The third central problem we addressed in this dissertation is focused on human languages. Many of 7000 world's natural languages are low-resource and lack digitized linguistic resources. This has put many of these human languages in danger of extinction and has motivated developing methods for automatic creation of linguistic resources and linguistic knowledge for low-resource languages. To address this problem via our language-agnostic point of view (by not treating different languages differently), we develop SuperPivot for subsequence-based linguist marker detection in parallel corpora of 1000 languages, which was the first computational investigation for linguistic resource creation in such a scale. As an example, SuperPivot was used to study the typology of tense in 1000 languages. Next, we utilized SuperPivot for the creation of the largest sentiment lexicon to date in terms of the number of covered languages (1000+ languages) achieving macro-F1 over 0.75 on word sentiment prediction for most evaluated languages, meaning that we enable sentiment analysis in many low resource languages.
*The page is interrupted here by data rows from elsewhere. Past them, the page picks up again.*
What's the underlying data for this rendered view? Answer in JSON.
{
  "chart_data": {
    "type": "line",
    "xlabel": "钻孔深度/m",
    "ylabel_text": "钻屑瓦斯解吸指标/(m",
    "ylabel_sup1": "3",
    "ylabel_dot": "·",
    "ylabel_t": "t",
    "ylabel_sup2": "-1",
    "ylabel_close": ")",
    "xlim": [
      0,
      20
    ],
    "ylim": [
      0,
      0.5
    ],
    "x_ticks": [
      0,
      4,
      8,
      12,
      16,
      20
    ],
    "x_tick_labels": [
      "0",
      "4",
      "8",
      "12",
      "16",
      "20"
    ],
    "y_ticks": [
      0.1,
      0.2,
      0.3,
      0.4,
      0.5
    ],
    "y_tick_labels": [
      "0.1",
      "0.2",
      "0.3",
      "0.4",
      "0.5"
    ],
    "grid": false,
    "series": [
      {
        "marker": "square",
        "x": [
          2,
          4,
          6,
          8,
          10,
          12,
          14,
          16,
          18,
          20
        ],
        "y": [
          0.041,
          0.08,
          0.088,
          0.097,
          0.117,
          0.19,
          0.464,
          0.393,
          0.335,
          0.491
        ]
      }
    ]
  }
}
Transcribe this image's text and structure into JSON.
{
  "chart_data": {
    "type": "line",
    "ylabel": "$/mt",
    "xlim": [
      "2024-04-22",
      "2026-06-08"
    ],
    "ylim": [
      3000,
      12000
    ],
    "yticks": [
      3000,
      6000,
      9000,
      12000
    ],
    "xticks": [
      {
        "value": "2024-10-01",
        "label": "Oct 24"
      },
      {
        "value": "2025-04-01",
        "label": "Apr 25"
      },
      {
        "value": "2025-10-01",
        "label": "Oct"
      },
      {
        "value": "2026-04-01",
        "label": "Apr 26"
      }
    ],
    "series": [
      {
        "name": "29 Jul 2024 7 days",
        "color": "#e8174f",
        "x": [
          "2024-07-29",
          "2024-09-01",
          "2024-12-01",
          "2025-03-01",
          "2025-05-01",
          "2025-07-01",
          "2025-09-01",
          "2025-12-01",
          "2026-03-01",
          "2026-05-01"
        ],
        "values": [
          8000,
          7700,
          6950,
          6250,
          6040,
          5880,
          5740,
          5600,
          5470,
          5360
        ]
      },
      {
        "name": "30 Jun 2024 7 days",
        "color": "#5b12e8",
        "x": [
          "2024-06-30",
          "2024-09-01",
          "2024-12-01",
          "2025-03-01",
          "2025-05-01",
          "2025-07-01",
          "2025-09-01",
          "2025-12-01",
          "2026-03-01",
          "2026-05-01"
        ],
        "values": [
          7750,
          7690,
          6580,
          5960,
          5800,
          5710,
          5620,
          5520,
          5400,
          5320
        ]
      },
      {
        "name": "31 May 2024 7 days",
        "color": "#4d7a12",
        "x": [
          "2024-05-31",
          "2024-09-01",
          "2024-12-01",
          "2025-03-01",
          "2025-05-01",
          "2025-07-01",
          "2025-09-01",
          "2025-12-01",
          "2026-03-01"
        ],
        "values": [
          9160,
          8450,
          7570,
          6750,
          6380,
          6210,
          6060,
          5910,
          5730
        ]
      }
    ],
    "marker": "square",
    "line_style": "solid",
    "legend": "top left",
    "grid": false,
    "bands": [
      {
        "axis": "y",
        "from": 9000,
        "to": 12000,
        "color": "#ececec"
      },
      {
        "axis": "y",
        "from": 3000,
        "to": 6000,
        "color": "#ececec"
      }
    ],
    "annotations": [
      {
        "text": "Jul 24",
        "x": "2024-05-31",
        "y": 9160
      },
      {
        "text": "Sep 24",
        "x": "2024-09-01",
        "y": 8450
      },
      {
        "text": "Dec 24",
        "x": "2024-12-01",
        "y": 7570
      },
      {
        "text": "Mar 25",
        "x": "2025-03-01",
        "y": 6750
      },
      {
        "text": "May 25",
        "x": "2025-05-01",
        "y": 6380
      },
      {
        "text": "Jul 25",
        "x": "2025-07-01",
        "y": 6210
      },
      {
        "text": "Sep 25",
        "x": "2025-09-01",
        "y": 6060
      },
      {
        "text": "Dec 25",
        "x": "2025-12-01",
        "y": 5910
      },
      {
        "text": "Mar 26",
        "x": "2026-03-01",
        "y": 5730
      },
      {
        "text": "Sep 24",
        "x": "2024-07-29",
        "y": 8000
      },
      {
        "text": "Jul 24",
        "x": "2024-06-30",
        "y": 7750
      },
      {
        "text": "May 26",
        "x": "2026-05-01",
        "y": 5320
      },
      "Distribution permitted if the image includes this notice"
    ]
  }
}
To ensure the usability of UniSent lexica for any new domain, we propose DomDrift, a method quantifying the semantic changes of words in the sentiment lexicon in the new domain. Next, we extend the DomDrift method to quantifying the semantic changes of all words in the language. We proposed a new metric for language comparisons based on the language word embedding graphs requiring only monolingual embeddings and word mapping between languages obtained through statistical alignment in parallel corpora. We performed language comparison for fifty natural languages and twelve genetic language variations of different organisms. As a result, natural languages of the same family were clustered together. In addition, applying the same method on organisms' genomes confirmed a high-level difference in the genetic language model of humans/animals versus plants. This method called word embedding language divergence is a step toward unsupervised or minimally supervised comparison of languages in their broad definition.